[Guest post by Aaron Worthing; if you have tips, please send them here.]
Mind you, he is not fool enough to call it “smart regulation” because it sounds too much like “smart diplomacy. But that is what it is and he all but calls it that. From his op-ed today:
From child labor laws to the Clean Air Act to our most recent strictures against hidden fees and penalties by credit card companies, we have, from time to time, embraced common sense rules of the road that strengthen our country without unduly interfering with the pursuit of progress and the growth of our economy.
Sometimes, those rules have gotten out of balance, placing unreasonable burdens on business—burdens that have stifled innovation and have had a chilling effect on growth and jobs. At other times, we have failed to meet our basic responsibility to protect the public interest, leading to disastrous consequences. Such was the case in the run-up to the financial crisis from which we are still recovering. There, a lack of proper oversight and transparency nearly led to the collapse of the financial markets and a full-scale Depression.
Over the past two years, the goal of my administration has been to strike the right balance. And today, I am signing an executive order that makes clear that this is the operating principle of our government.
This order requires that federal agencies ensure that regulations protect our safety, health and environment while promoting economic growth. And it orders a government-wide review of the rules already on the books to remove outdated regulations that stifle job creation and make our economy less competitive. It’s a review that will help bring order to regulations that have become a patchwork of overlapping rules, the result of tinkering by administrations and legislators of both parties and the influence of special interests in Washington over decades.

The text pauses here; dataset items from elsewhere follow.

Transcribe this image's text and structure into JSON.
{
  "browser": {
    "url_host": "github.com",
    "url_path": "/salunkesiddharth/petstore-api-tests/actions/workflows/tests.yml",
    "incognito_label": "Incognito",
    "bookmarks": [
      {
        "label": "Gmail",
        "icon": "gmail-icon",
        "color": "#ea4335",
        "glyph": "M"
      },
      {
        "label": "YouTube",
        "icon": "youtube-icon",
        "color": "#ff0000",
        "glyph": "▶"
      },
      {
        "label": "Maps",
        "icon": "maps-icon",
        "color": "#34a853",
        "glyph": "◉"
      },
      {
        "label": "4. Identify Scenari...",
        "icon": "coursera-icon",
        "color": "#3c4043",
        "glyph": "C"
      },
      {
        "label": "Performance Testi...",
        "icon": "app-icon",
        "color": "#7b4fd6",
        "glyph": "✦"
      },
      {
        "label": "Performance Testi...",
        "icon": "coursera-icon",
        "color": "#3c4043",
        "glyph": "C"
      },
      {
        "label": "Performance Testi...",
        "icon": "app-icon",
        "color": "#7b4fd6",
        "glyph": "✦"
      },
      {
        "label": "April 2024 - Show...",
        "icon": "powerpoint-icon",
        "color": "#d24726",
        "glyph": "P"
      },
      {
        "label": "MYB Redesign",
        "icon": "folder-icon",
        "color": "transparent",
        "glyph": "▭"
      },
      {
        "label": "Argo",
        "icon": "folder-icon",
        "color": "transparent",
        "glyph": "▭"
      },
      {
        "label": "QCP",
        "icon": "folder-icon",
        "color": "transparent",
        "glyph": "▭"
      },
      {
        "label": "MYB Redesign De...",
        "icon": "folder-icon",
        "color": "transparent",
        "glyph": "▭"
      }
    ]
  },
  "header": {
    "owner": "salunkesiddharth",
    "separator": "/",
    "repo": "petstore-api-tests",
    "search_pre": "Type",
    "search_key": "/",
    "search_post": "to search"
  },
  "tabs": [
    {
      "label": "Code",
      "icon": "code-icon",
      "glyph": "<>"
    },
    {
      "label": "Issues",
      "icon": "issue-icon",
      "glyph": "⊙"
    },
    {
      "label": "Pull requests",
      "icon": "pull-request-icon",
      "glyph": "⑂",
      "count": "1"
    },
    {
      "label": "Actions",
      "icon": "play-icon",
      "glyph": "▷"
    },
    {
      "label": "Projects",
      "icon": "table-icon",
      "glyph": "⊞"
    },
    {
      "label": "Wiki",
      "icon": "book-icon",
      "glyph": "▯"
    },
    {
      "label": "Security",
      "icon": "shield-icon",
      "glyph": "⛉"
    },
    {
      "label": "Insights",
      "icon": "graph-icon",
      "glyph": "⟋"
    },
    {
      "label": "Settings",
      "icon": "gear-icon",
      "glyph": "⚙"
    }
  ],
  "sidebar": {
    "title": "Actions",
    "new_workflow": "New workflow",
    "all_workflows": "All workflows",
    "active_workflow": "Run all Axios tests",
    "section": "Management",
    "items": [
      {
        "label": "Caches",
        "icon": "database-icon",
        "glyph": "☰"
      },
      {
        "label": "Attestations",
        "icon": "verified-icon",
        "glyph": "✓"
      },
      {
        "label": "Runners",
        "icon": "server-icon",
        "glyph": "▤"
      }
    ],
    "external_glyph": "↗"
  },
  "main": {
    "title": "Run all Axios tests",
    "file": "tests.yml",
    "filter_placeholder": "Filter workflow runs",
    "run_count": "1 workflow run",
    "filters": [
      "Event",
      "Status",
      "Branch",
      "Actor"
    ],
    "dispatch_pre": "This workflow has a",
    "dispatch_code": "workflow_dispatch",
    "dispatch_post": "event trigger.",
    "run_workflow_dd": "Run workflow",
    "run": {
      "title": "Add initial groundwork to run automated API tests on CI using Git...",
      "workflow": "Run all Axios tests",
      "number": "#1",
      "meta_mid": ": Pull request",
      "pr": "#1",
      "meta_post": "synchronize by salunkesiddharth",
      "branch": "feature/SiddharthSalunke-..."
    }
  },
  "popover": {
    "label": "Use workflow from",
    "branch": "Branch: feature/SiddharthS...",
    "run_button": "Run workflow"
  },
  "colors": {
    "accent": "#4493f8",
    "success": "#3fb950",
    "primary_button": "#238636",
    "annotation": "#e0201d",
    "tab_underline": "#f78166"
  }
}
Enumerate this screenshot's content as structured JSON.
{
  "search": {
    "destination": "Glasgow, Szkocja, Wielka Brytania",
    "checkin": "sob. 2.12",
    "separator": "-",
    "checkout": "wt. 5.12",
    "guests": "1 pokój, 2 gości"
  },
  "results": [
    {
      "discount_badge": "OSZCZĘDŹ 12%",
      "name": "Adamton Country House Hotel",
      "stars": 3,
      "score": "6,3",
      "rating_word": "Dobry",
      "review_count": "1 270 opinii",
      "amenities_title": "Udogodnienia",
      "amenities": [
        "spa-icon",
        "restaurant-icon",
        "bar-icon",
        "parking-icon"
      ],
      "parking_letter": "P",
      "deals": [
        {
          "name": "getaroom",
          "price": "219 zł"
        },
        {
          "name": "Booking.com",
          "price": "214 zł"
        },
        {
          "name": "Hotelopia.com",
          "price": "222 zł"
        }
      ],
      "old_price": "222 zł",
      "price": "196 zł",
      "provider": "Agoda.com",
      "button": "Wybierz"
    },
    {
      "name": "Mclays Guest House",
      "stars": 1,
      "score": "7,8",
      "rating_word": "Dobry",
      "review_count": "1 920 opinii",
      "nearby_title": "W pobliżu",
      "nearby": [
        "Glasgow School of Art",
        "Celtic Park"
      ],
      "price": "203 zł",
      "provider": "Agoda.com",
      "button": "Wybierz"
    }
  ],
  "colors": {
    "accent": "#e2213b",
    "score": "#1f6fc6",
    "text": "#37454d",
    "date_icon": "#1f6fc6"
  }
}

Yeah, that sounds good in theory. But bear in mind, this is the same administration that advocated an interpretation of the law that declared pretty much everyone to be a creditor, requiring everyone—employees, contractors, corporations, etc.—to form plans for catching identity theft. But hey, maybe he just didn’t know what was happening. Maybe he is just a really sh-tty administrator. But even when he discusses what he envisions with simple examples, a chill runs down my back:
Where necessary, we won’t shy away from addressing obvious gaps: new safety rules for infant formula; procedures to stop preventable infections in hospitals; efforts to target chronic violators of workplace safety laws.
That all sounds nice, but particularly in the bolded example I am creeped out. I work for a health care company. You don’t think we work really hard to prevent the spread of infection? Of course we do. Now the main reason we do is is because our company is filled with people who really are dedicated to improving the health of our patients. This is not just a job to them, but a profession. But even if you are skeptical of moral influence, we have another reason for doing so: because if we don’t then we can be held liable. So federal regulations requiring certain procedures to be followed will be at best a waste of time—every company that wants to avoid an avalanche of lawsuits is already doing that—and at worst will introduce inappropriate rigidity into the system. All of which seems to contradict this later assurance:
As the executive order I am signing makes clear, we are seeking more affordable, less intrusive means to achieve the same ends—giving careful consideration to benefits and costs.
Except that coming up with specific procedures, rather than a simple liability rule, is more intrusive, and is unlikely to further that end.
Oh, and he can’t possibly get through it all without an attempt to smother criticism with the label of incivility:
Despite a lot of heated rhetoric, our efforts over the past two years to modernize our regulations have led to smarter—and in some cases tougher—rules to protect our health, safety and environment.
(emphasis added) Oh, and notice he does use a phrase that is very close to “smart regulation”—“smarter… rules.” Of course there is nothing wrong with a regulatory regime that is actually smarter. The problem is that I have zero confidence that this will be the result.
But hey, Mr. President, why don’t you surprise me?
Btw, I don’t know who put this in, but at the bottom someone actually thought there were people stupid enough not to know who he was, so someone added:
Mr. Obama is president of the United States.
Thanks for the info, guys! But then again considering the state of knowledge in this country, we might be unsure if anyone, politicians included, know that.
Update: You can read the executive order, here. This is a parody, right? Maybe the guys at the Onion?